No. 30, 33, 29, 20, 34
- Position: Running back

Personal information
- Born: January 26, 1970 (age 56) Spencer, Oklahoma, U.S.
- Listed height: 5 ft 10 in (1.78 m)
- Listed weight: 220 lb (100 kg)

Career information
- High school: Star Spencer (Spencer)
- College: Pittsburg State
- NFL draft: 1993: 4th round, 87th overall pick
- Expansion draft: 1999: 1st round, 31st overall pick

Career history
- Phoenix/Arizona Cardinals (1993–1994); New York Jets (1995–1996); St. Louis Rams (1997); Arizona Cardinals (1997); Miami Dolphins (1998); Cleveland Browns (1999)*;
- * Offseason or practice squad member only

Awards and highlights
- NCAA Division II national champion (1991); Harlon Hill Trophy (1992);

Career NFL statistics
- Rushing yards: 2,210
- Rushing average: 3.5
- Rushing touchdowns: 14
- Stats at Pro Football Reference

= Ronald Moore (American football) =

American football player (born 1970)

Ronald Lynn Moore (born January 26, 1970) is an American former professional football player who was a running back in the National Football League (NFL). He played for four different teams in six seasons during the 1990s.
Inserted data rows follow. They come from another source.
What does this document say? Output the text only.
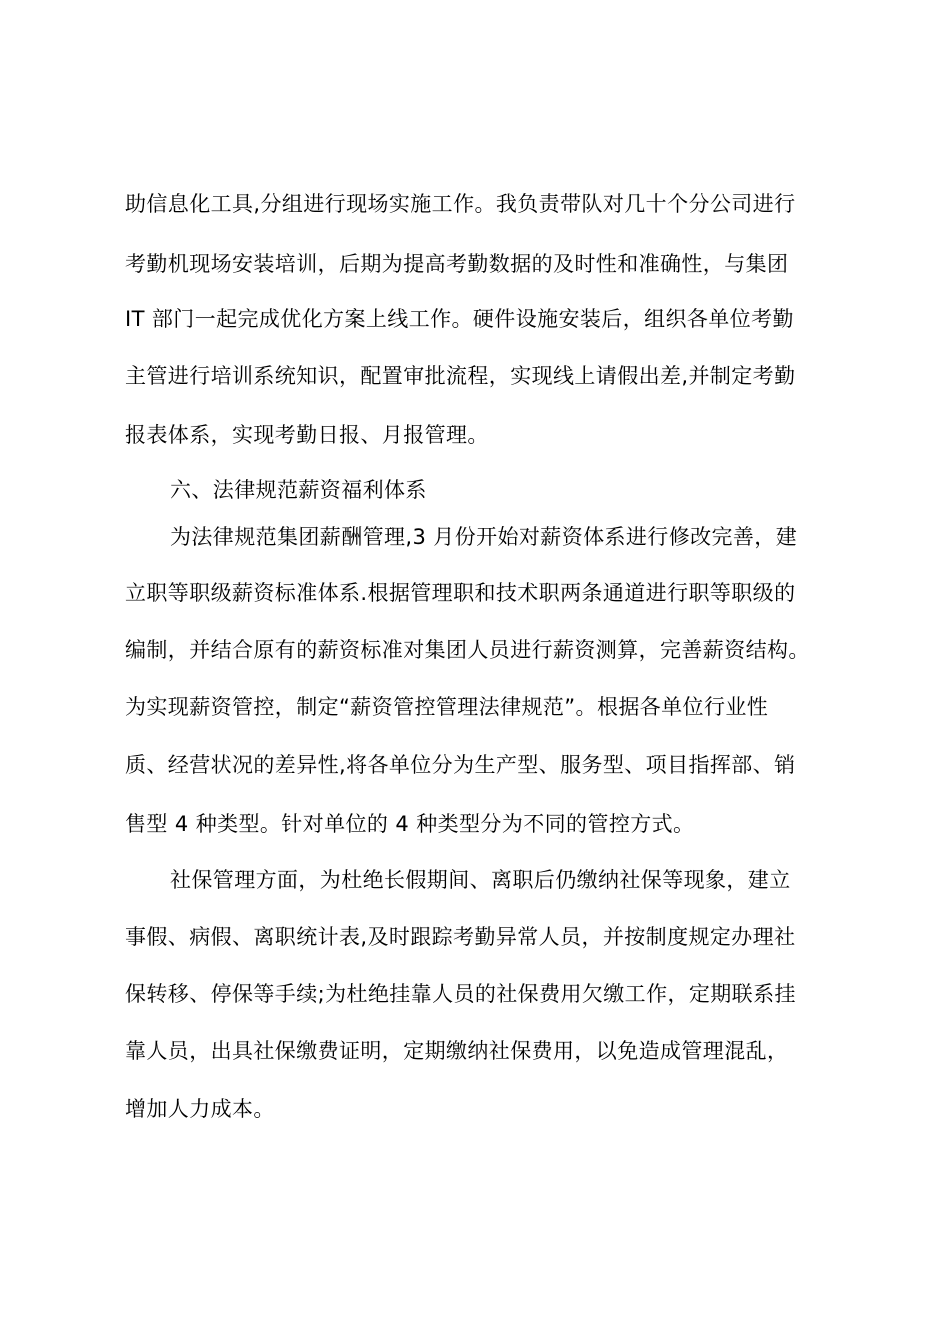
助信息化工具,分组进行现场实施工作。我负责带队对几十个分公司进行
考勤机现场安装培训，后期为提高考勤数据的及时性和准确性，与集团
IT 部门一起完成优化方案上线工作。硬件设施安装后，组织各单位考勤
主管进行培训系统知识，配置审批流程，实现线上请假出差,并制定考勤
报表体系，实现考勤日报、月报管理。
六、法律规范薪资福利体系
为法律规范集团薪酬管理,3 月份开始对薪资体系进行修改完善，建
立职等职级薪资标准体系.根据管理职和技术职两条通道进行职等职级的
编制，并结合原有的薪资标准对集团人员进行薪资测算，完善薪资结构。
为实现薪资管控，制定“薪资管控管理法律规范”。根据各单位行业性
质、经营状况的差异性,将各单位分为生产型、服务型、项目指挥部、销
售型 4 种类型。针对单位的 4 种类型分为不同的管控方式。
社保管理方面，为杜绝长假期间、离职后仍缴纳社保等现象，建立
事假、病假、离职统计表,及时跟踪考勤异常人员，并按制度规定办理社
保转移、停保等手续;为杜绝挂靠人员的社保费用欠缴工作，定期联系挂
靠人员，出具社保缴费证明，定期缴纳社保费用，以免造成管理混乱，
增加人力成本。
He played college football for the Pittsburg State Gorillas.

==Biography==

Listed at 5 ft 10 in and 220 lb, Moore played at Pittsburg State University as a running back. He was also a member of Alpha Phi Alpha. He was selected by the Phoenix Cardinals in the fourth round of the 1993 NFL draft.

Moore played in six National Football League (NFL) seasons, from 1993 to 1998. His best season as a pro came during his rookie season for the Cardinals when he rushed for 1,018 yards and nine touchdowns. He was the winner of the 1992 Harlon Hill Trophy. He later spent time with the New York Jets, St. Louis Rams, and Miami Dolphins.

In 2021, Moore and his family were contestants on Family Feud.